When you are married, both partners should be included in the budget. I realize that there must be one person who holds the main responsibility for the family’s financial affairs. Recently, I heard this person referred to as the “Chief Financial Officer” for the family. This person is responsible for planning the budget, making sure bills get paid, keeping track of family needs and managing the money. Personally, I believe this job belongs to the wife. Why? She is responsible for running the household. She is familiar with the needs of the family and the household. This is my opinion—it is not a rule. In some households, the man is the Chief Financial Officer. If this is the case, he needs to frequently consult with his wife about the changing needs in the family. AND WOMEN! DON’T ALLOW YOUR HUSBAND TO KEEP YOU OUT OF THE BUDGET. YOU NEED TO KNOW THE FINANCIAL STATUS OF THE FAMILY. If you don’t know and participate, you are living in darkness which is an entrance for satan to trap you. Don’t listen to excuses that you are not capable of handling a budget or you are too busy. Get in there and participate!
Whether it is the husband or wife who takes the responsibility for the money, they cannot do the job alone. They need the input, support and cooperation of the rest of the family—especially the spouse. Both the husband and wife need to know and understand the budget. Each needs to understand where the money is spent and saved. They should work together to form a budget. Both parties should be committed to living on the budget. Periodically, they should sit down together and reevaluate the budget and how it is working. When adjustments need to be made, they should consult each other and come to an agreement. Neither the husband nor wife should keep money secrets from the other. The family budget should be an honest, open document. Every member of the family should be accountable to the other members of the family for how they spend family money. Money secrets are just as dangerous to a relationship as sexual secrets. It is a betrayal and they can kill a relationship.

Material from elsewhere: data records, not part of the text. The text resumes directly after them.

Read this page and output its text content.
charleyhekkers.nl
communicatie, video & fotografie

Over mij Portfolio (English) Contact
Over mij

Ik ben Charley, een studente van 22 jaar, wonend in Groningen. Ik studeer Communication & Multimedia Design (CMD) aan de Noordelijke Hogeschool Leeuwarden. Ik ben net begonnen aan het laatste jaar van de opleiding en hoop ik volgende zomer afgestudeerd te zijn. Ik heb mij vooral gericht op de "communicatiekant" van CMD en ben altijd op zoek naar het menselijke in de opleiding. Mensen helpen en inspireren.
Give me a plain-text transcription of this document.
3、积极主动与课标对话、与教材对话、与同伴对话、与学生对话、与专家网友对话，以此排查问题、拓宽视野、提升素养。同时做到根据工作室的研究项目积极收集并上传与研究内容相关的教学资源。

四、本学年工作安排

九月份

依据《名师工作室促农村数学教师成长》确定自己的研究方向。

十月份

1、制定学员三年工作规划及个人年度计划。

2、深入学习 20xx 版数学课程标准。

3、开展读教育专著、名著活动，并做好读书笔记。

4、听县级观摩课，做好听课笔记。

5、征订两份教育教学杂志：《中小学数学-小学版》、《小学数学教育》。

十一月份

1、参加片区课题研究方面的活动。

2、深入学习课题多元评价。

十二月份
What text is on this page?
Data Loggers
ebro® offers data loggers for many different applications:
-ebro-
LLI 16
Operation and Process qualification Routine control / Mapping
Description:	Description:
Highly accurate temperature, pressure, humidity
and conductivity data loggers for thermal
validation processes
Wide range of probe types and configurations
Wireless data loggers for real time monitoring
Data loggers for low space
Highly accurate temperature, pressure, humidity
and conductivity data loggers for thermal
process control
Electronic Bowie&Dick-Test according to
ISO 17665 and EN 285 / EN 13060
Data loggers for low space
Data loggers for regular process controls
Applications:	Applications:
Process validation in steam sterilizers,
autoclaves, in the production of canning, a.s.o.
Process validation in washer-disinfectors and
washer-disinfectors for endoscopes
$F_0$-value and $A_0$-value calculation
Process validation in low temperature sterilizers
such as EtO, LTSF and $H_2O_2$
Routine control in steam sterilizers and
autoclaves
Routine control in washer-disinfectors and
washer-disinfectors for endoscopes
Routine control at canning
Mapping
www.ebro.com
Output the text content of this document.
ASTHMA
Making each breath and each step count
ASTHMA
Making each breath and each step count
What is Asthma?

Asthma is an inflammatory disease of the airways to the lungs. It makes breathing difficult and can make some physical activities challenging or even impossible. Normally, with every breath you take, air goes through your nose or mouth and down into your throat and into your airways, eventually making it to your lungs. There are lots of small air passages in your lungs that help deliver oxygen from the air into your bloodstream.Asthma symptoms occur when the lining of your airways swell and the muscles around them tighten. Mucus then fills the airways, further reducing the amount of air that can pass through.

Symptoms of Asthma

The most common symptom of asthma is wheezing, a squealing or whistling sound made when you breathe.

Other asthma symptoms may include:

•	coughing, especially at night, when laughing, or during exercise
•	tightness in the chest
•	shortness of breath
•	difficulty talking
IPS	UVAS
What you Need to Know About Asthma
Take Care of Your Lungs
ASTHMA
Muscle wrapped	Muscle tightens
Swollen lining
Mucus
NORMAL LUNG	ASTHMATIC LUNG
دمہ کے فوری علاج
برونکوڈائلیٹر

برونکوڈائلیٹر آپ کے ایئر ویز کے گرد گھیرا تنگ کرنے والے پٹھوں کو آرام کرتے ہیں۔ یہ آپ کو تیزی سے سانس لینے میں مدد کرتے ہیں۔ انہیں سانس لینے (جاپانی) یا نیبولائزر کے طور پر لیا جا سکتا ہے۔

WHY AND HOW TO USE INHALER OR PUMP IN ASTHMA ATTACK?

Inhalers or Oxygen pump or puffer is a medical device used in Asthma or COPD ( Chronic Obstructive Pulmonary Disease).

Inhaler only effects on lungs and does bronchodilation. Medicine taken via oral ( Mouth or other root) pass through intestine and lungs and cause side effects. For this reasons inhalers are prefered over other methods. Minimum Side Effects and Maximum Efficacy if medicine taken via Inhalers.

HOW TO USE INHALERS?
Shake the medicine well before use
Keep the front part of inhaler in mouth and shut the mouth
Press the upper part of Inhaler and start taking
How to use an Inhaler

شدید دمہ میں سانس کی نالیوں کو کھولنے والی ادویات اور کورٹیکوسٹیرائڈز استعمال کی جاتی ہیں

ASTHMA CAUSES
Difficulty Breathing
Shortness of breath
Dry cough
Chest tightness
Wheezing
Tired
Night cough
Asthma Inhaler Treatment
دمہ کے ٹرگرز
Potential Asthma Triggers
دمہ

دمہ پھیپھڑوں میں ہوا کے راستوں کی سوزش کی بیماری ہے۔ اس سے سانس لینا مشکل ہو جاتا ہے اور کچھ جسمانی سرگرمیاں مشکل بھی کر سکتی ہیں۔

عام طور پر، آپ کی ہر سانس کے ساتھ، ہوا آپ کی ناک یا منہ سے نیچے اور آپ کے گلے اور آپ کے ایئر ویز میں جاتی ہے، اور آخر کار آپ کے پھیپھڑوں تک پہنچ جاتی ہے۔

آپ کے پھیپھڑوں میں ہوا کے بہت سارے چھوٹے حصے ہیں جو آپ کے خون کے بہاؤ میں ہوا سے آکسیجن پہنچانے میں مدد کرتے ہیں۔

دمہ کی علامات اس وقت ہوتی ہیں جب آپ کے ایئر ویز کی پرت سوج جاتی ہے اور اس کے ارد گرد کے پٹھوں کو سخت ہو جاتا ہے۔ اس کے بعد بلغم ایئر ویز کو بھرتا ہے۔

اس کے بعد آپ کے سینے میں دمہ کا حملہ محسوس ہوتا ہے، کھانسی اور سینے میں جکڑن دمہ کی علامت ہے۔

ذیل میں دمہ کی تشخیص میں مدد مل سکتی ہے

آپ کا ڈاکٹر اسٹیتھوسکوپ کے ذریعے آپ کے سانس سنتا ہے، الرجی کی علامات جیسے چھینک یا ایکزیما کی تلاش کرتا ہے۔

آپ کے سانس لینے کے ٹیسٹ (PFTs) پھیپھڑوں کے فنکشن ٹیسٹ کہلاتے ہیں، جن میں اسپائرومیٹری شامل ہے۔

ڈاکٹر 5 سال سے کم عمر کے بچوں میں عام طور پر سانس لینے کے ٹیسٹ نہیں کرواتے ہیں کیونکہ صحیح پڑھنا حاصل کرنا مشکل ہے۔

It is also important to include your children in the family budget. Obviously, kids should not carry the stress and responsibility for the family’s financial survival. However, they do need to understand the basic principles of budgeting. They can be taught that God has provided the family with a certain amount of money and that the family has certain bills that need to be paid. They need to understand that although there is enough money to provide family needs, the money is limited. You can include them in the execution of the family budget. They need to be involved so they realize they can’t have everything they want. It will also be a good foundation for them to learn they must always live on a budget. There is no other way in life to manage money. It will teach them responsibility, the reality of money, and that money is not magical.